Jump to content

Faʻafafine

From Wikipedia, the free encyclopedia

This is an old revision of this page, as edited by Arria Belli (talk | contribs) at 19:18, 23 February 2007 (corr interwiki fr:). The present address (URL) is a permanent link to this revision, which may differ significantly from the current revision.

Fa'afafine (Samoa), fakaleiti (Tonga), rae rae or mahu (French Polynesia) is a Polynesian concept related to gender role and gender identity.

A common representation alleges that, traditionally, a fa'afafine was a boy raised as a girl in a family with too many male children, and parents chose one son to help the mother with domestic chores. Since these chores were strictly the work of women, and because these boys were doing women's work, they were raised as if they were girls. There is little empirical evidence to support this hypothesis, either historically or in contemporary Samoan society. Instead, fa'afafine simply start out as boys who do not perform Samoan standards of masculinity, which can be exacting, and who identify and are identified by others as effeminate. The identity is a complex combination of self-identification and other-ascription, and it varies widely in the way in which it manifests itself.

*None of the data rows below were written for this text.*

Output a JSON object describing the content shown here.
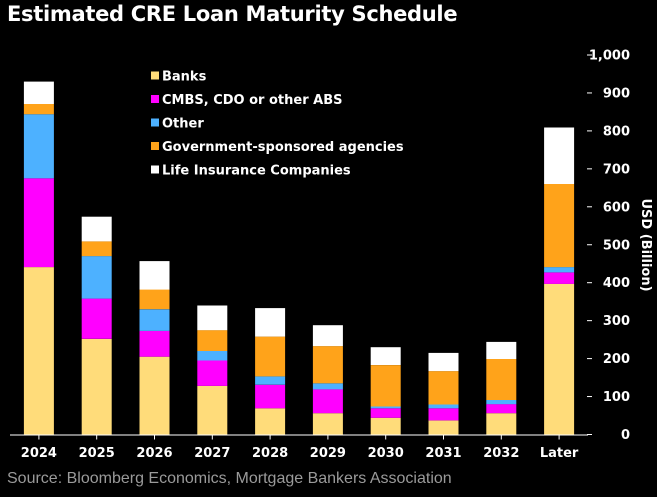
{
  "header": {
    "title": "Estimated CRE Loan Maturity Schedule"
  },
  "footer": {
    "source": "Source: Bloomberg Economics, Mortgage Bankers Association"
  },
  "chart_data": {
    "type": "bar",
    "stacked": true,
    "title": "Estimated CRE Loan Maturity Schedule",
    "xlabel": "",
    "ylabel": "USD (Billion)",
    "ylim": [
      0,
      1000
    ],
    "yticks": [
      0,
      100,
      200,
      300,
      400,
      500,
      600,
      700,
      800,
      900,
      1000
    ],
    "ytick_labels": [
      "0",
      "100",
      "200",
      "300",
      "400",
      "500",
      "600",
      "700",
      "800",
      "900",
      "1,000"
    ],
    "y_axis_position": "right",
    "grid": false,
    "legend_position": "top-left",
    "categories": [
      "2024",
      "2025",
      "2026",
      "2027",
      "2028",
      "2029",
      "2030",
      "2031",
      "2032",
      "Later"
    ],
    "series": [
      {
        "name": "Banks",
        "color": "#ffdc7a",
        "values": [
          441,
          252,
          205,
          128,
          69,
          56,
          44,
          37,
          56,
          397
        ]
      },
      {
        "name": "CMBS, CDO or other ABS",
        "color": "#ff00ff",
        "values": [
          234,
          106,
          68,
          67,
          62,
          63,
          25,
          32,
          24,
          30
        ]
      },
      {
        "name": "Other",
        "color": "#4db1ff",
        "values": [
          169,
          112,
          57,
          25,
          22,
          16,
          5,
          10,
          11,
          14
        ]
      },
      {
        "name": "Government-sponsored agencies",
        "color": "#ffa31a",
        "values": [
          27,
          39,
          52,
          55,
          105,
          98,
          109,
          88,
          108,
          219
        ]
      },
      {
        "name": "Life Insurance Companies",
        "color": "#ffffff",
        "values": [
          59,
          65,
          75,
          65,
          75,
          55,
          47,
          48,
          45,
          149
        ]
      }
    ]
  }
}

Fa'afafine fall in the general and vague category called transgender, which covers a wide variety of gender-crossing persons across societies of the world, and whose vagueness is useful in capturing the wide degree of variation from one person to the other and from one society to the other. They are generally sexually attracted to non-transgender men, although some decide to marry heterosexually, which they are sometimes under a great deal of pressure to do. The attitudes of family members to fa'afafine varies greatly from family to family, with parents sometimes approving of their effeminate sons, particularly since they are more likely than "straight" children to take care of them in their old age, since they will not have a family of their own to take care of.